Part Z is an industry-backed proposal to amend the Building Regulations to mandate whole-life carbon assessment (WLCA) and, over time, set embodied-carbon limits for major developments. It remains a proposal — not law — but the draft text is clear, aligned to existing methods, and designed to phase in mandatory assessment before limits.
“[Part Z is] a public-facing campaign to show the government that we — the industry — are ready for legislation on embodied carbon… we must legislate for embodied carbon,” said Simon Corbey of ASBP
The RICS whole life carbon assessment (2nd ed.) is in force from 1 July 2024, giving a UK-specific method that covers embodied, operational and user carbon, and requires any deviations to be recorded.
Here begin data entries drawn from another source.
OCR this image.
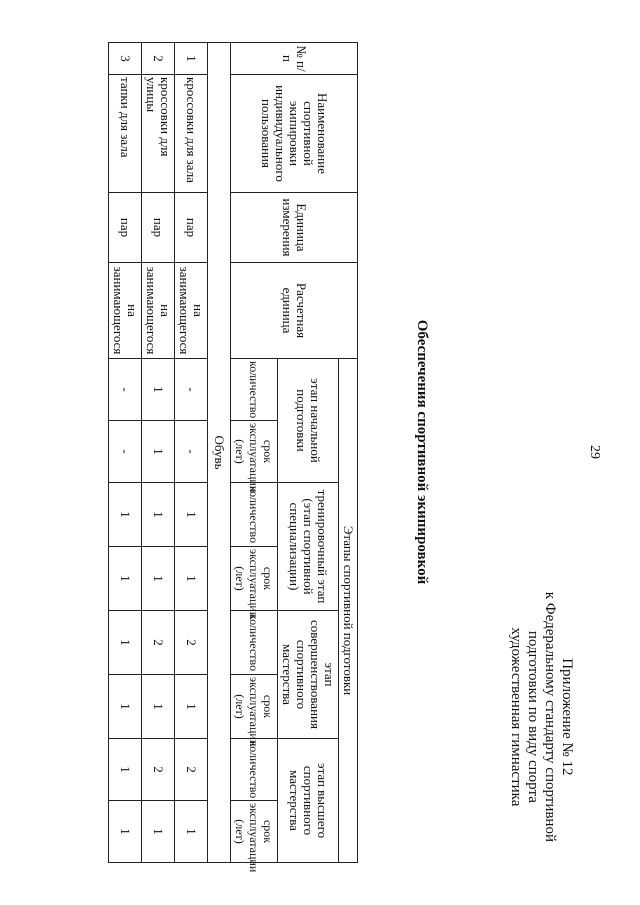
29
Приложение № 12
к Федеральному стандарту спортивной
подготовки по виду спорта
художественная гимнастика
Обеспечения спортивной экипировкой
№ п/п	Наименование спортивной экипировки индивидуального пользования	Единица измерения	Расчетная единица	Этапы спортивной подготовки							
				этап начальной подготовки		тренировочный этап (этап спортивной специализации)		этап совершенствования спортивного мастерства		этап высшего спортивного мастерства	
				количество	срок эксплуатации (лет)	количество	срок эксплуатации (лет)	количество	срок эксплуатации (лет)	количество	срок эксплуатации (лет)
Обувь											
1	кроссовки для зала	пар	на занимающегося	-	-	1	1	2	1	2	1
2	кроссовки для улицы	пар	на занимающегося	1	1	1	1	2	1	2	1
3	тапки для зала	пар	на занимающегося	-	-	1	1	1	1	1	1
At framework level, EN 15978 (and the emerging EN 15978-1) define the building life-cycle modules and calculation rules used across WLCAs: A (product + construction), B (use), C (end-of-life) and D (beyond system boundary).
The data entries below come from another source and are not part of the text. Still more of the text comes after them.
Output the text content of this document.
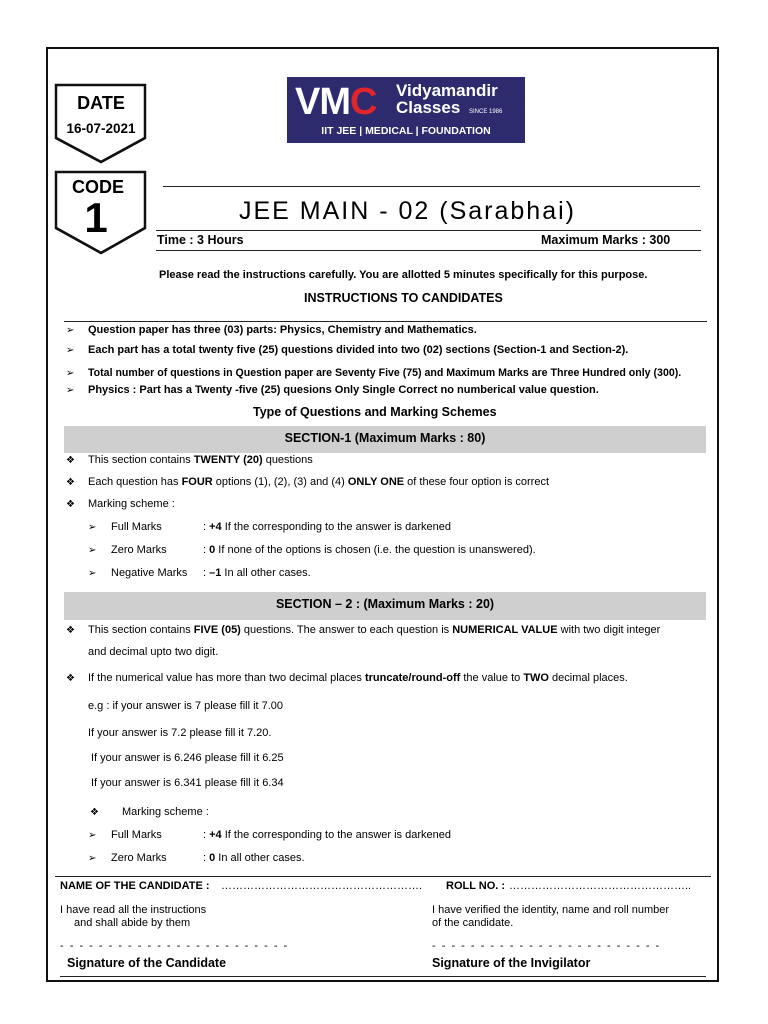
DATE
16-07-2021
CODE
1
VMC Vidyamandir
Classes	SINCE 1986
IIT JEE | MEDICAL | FOUNDATION
JEE MAIN - 02 (Sarabhai)
Time : 3 Hours	Maximum Marks : 300
Please read the instructions carefully. You are allotted 5 minutes specifically for this purpose.
INSTRUCTIONS TO CANDIDATES
➢ Question paper has three (03) parts: Physics, Chemistry and Mathematics.
➢ Each part has a total twenty five (25) questions divided into two (02) sections (Section-1 and Section-2).
➢ Total number of questions in Question paper are Seventy Five (75) and Maximum Marks are Three Hundred only (300).
➢ Physics : Part has a Twenty -five (25) quesions Only Single Correct no numberical value question.
Type of Questions and Marking Schemes
SECTION-1 (Maximum Marks : 80)
❖ This section contains TWENTY (20) questions
❖ Each question has FOUR options (1), (2), (3) and (4) ONLY ONE of these four option is correct
❖ Marking scheme :
➢ Full Marks	: +4 If the corresponding to the answer is darkened
➢ Zero Marks	: 0 If none of the options is chosen (i.e. the question is unanswered).
➢ Negative Marks : –1 In all other cases.
SECTION – 2 : (Maximum Marks : 20)
❖ This section contains FIVE (05) questions. The answer to each question is NUMERICAL VALUE with two digit integer
and decimal upto two digit.
❖ If the numerical value has more than two decimal places truncate/round-off the value to TWO decimal places.
e.g : if your answer is 7 please fill it 7.00
If your answer is 7.2 please fill it 7.20.
If your answer is 6.246 please fill it 6.25
If your answer is 6.341 please fill it 6.34
❖ Marking scheme :
➢ Full Marks	: +4 If the corresponding to the answer is darkened
➢ Zero Marks	: 0 In all other cases.
NAME OF THE CANDIDATE : ………………………………………………. ROLL NO. : …………………………………………..
I have read all the instructions
and shall abide by them
I have verified the identity, name and roll number
of the candidate.
- - - - - - - - - - - - - - - - - - - - - - - -	- - - - - - - - - - - - - - - - - - - - - - - -
Signature of the Candidate	Signature of the Invigilator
The UK Net Zero Carbon Buildings Standard (Pilot) (revised April 2025) provides embodied and operational performance limits many clients are already trialling.
“…we’ve been regulating and measuring operational carbon for a long, long time… and that has brought down those emissions significantly,” said Charlie Law of TDUK reminded the audience.
In July 2025, DLUHC published research on the practical, technical and economic impacts of measuring and reducing embodied carbon in new buildings, an evidence base that supports future regulation.
The London Plan requires whole life-cycle carbon assessments (WLCA) for referable applications, with guidance, templates and a post-construction submission route — an operational model for how WLCA can be run through planning.
Embodied-carbon emissions are material at national scale: around one in ten tonnes of the UK’s total greenhouse-gas emissions are embodied in construction materials and processes — more than aviation and shipping combined — yet there is still no national regulation to reduce them.
Consensus from the panel speakers in three points:
(1) mandate WLCA first, then introduce limits;
(2) build competence across project teams and suppliers;
(3) require verified, machine-readable product data so decisions are fast and defensible.
“Awareness is the first [rung]… but then you need to get competence over time.” said James Cadman of the Supply Chain Sustainability School underlining the need for structured upskilling.
Apply RICS WLCA (2nd ed.) and structure results by EN 15978 modules A–D; record assumptions and any deviations to keep studies comparable across options and suppliers.
Use UK NZCBS Pilot thresholds at RIBA Stages 1–3 to drive early optioneering (form, structure, grid, materials) before costs harden. Treat WLCA like fire safety: non-negotiable evidence at design reviews.
Accelerate design team workflows and procurement comparisons. Enable API ingestion and machine-readable benchmarks in WLCA tools.
Avoid double-counting and make selection decisions defensible against RICS WLCA. Improve comparability across suppliers and streamline tender evaluation processes.
The tools, methods and targets already exist and the policy trajectory is clear. UKGBC’s position is explicit: embodied-carbon regulation is overdue given its national significance. Teams that embed WLCA, require verified product data and align to UK NZCBS targets now will be better prepared — data, supply chains and skills in place — when Part Z (or equivalent) lands.